3.6. Estimation of the minimal required size of the training set

We also identified the minimum number of substrates required for the efficient training of the regression models for protease specificity based on the catalytic efficiency by training the models on reduced datasets and comparing their performance with the frequency-based models trained on the whole set of substrates (PWM models), and also with the position weight matrices obtained from the phage-display experimental data [13] (PD models). The top performing PQ model was trained using 10%, 20%, …, 90% of the initial data. As shown in Figure 5 and Supplemental File 2, the PQ models outperform the PWM model for each of the three proteases after inclusion of 30–60% of the training data. For two out of three considered proteases, the PQ models based on reduced training sets outperformed the PD models constructed with considerably larger numbers of training substrates [13]. Thus, we conclude that in practice, training of six-position protease specificity regression models requires around 400–800 substrates with measured catalytic efficiency of proteolysis.

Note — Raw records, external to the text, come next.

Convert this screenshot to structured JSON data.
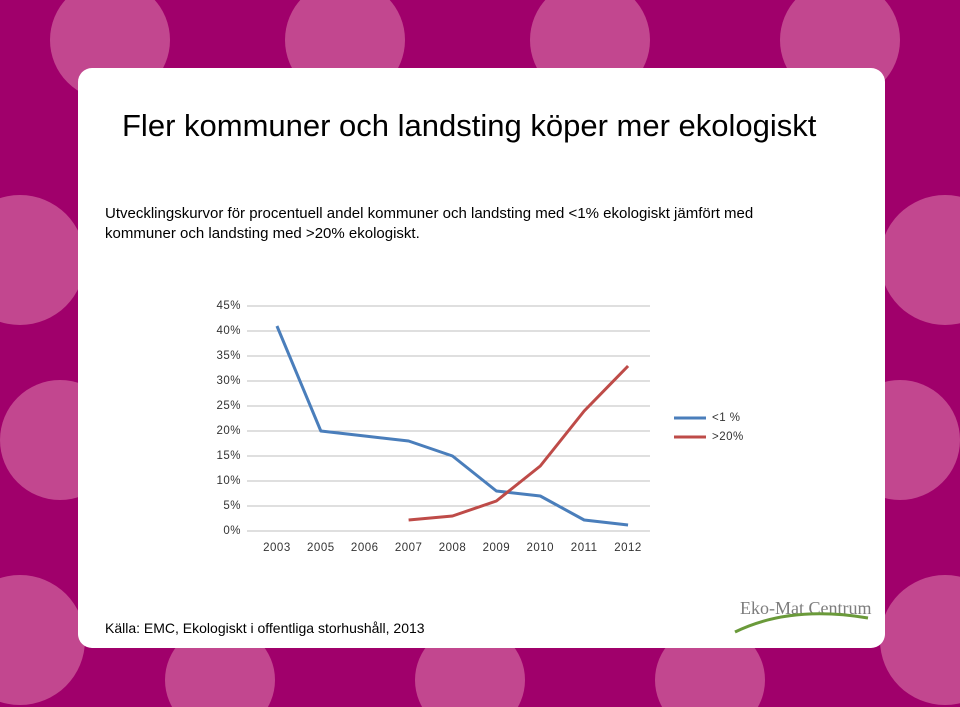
{
  "title": "Fler kommuner och landsting köper mer ekologiskt",
  "subtitle": "Utvecklingskurvor för procentuell andel kommuner och landsting med <1% ekologiskt jämfört med kommuner och landsting med >20% ekologiskt.",
  "source": "Källa: EMC, Ekologiskt i offentliga storhushåll, 2013",
  "logo": "Eko-Mat Centrum",
  "chart_data": {
    "type": "line",
    "categories": [
      "2003",
      "2005",
      "2006",
      "2007",
      "2008",
      "2009",
      "2010",
      "2011",
      "2012"
    ],
    "series": [
      {
        "name": "<1 %",
        "color": "#4a7ebb",
        "values": [
          41,
          20,
          19,
          18,
          15,
          8,
          7,
          2.2,
          1.2
        ]
      },
      {
        "name": ">20%",
        "color": "#be4b48",
        "values": [
          null,
          null,
          null,
          2.2,
          3,
          6,
          13,
          24,
          33
        ]
      }
    ],
    "ylim": [
      0,
      45
    ],
    "yticks": [
      {
        "value": 0,
        "label": "0%"
      },
      {
        "value": 5,
        "label": "5%"
      },
      {
        "value": 10,
        "label": "10%"
      },
      {
        "value": 15,
        "label": "15%"
      },
      {
        "value": 20,
        "label": "20%"
      },
      {
        "value": 25,
        "label": "25%"
      },
      {
        "value": 30,
        "label": "30%"
      },
      {
        "value": 35,
        "label": "35%"
      },
      {
        "value": 40,
        "label": "40%"
      },
      {
        "value": 45,
        "label": "45%"
      }
    ],
    "grid": true,
    "legend": "right"
  }
}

Figure 5. — Comparison of the prediction quality by the AUC metric (a) and ROC cirves (b) for PQ models, constructed using increased fractions of the training data, the position weight matrix build based on the whole training set (PWM) and phage-display experiment data derived model (PD). Abbreviations PQ and PD as in Figure 3.

4. Discussion

Until recently, protease activity profiling data were largely qualitative, reflecting proteolytic events but not proteolytic efficiency. Computational models derived from such data required large samples to estimate the frequency of proteolytic sites given amino acid context of cleaved bonds. Here, we have used quantitative data providing catalytic efficiency for each proteolytic event. Theoretically, to estimate the impact of all amino acids at each position of a peptide of length L, assuming their independency, it is sufficient to have 20×L independent measurements of the catalytic efficiency. Therefore, with the quantitative (kinetic) approach much less substrates need to be analyzed to construct a prediction model.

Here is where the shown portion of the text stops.